FILE - In this Dec. 8, 2011, file photo Rep. Darrell Issa, R-Calif., is seen at a House Judiciary Committee hearing on Capitol Hill in Washington. 

 

(The Center Square) – Rep. Darrell Issa, whose district includes constituents still in Afghanistan, estimates that at least 500 Americans are still in the country.

When including their family members, the number could be as high as 1,000, the California Republican estimates.

“Unless we continue and get the rest of our American citizens, and all those otherwise eligible out, we won’t have done our job,” Issa told The Associated Press.

Rep.

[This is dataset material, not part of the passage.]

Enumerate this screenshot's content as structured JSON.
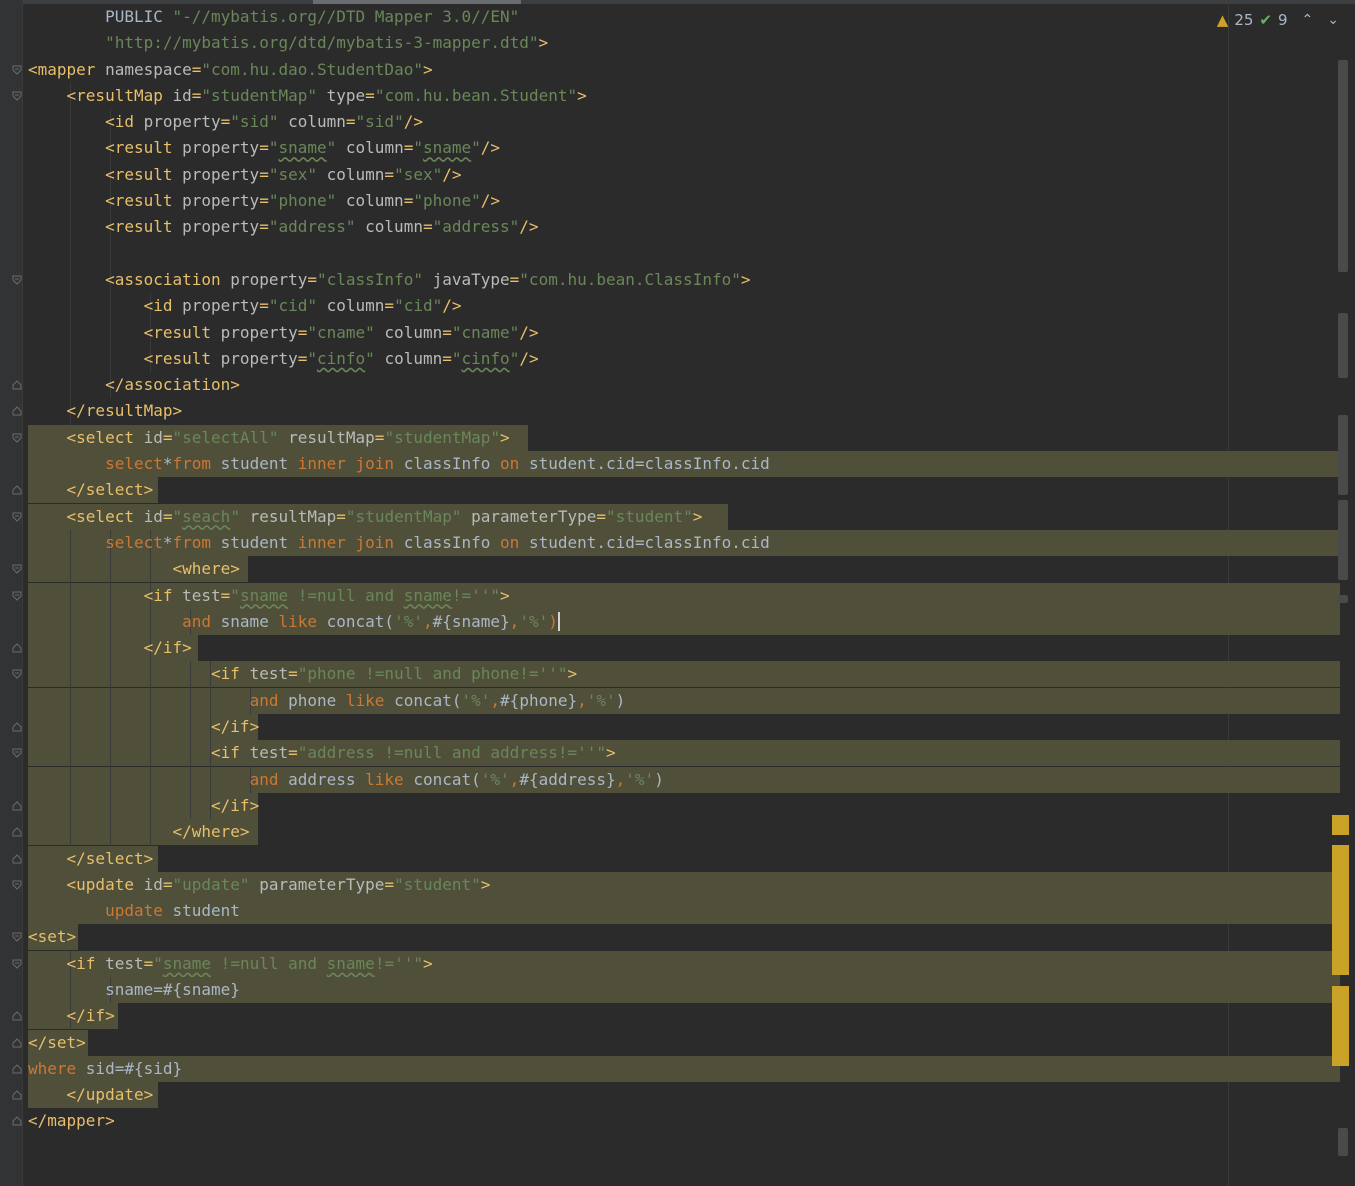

Don Bacon, R-Nebraska, says the number coming from the State Department doesn’t include families. He told the Associated Press, “the problem is, it doesn’t include families. They’re lowballing the numbers.”

The State Department has not confirmed a total. Last week, Secretary Antony Blinken said the number was close to 100. President Joe Biden said last week the number was between 100 and 200.

White House Chief of Staff Ron Klain said it was around 100 in an interview with CNN on Sept. 5. He said the White House is “continuing to work on efforts to get them out by air as well.”

Among those still in Afghanistan include 32 California students, according to two California school districts near Sacramento and San Diego. 

Of them, 29 are enrolled in the San Juan Unified School District system near Sacramento; three attend school in the Cajon Valley Union School District outside of San Diego. 

Sixteen parents and 24 students left San Diego earlier this summer to visit family members and were in Kabul when the Taliban took control. Officials from their school district in Cajon Valley said there was one family with three students among them. A spokesperson told Fox News, “we are exploring strategies to rescue and bring them home.” 

Of the other students, SJUSD told Newsweek, “We stand ready to support these students and families in whatever way that we can, and are working closely with state elected officials to provide them information as we receive it from our families. San Juan Unified stands with our Afghan community and all those whose loved ones are currently in Afghanistan. We sincerely hope for their speedy and safe return back to the U.S. and back to our school communities.”

Biden said last week that his administration had sent 19 messages to Americans in Afghanistan since March, urging them to leave the country. 

Issa’s office has been working to help get Californians out of Afghanistan. Of the Biden administration’s withdrawal from Afghanistan, he said, “The President armed the Taliban, applauded their work, promised them aid, abandoned Americans in their arms. And then he declared success.”

KUSI News also tweeted, “President Joe Biden left a San Diego family and three students stranded in Afghanistan. The students are from the Cajon Valley School District in El Cajon.”

Issa added, “While we have successfully helped dozens of stranded San Diegans, our work continues in order to bring the remaining families home.”

He also criticized fellow Californian, Democratic Speaker of the House Nancy Pelosi, who blocked House Republicans from reading the names of the 13 service members killed in Afghanistan on the House floor. Four were Californians, the most from any state.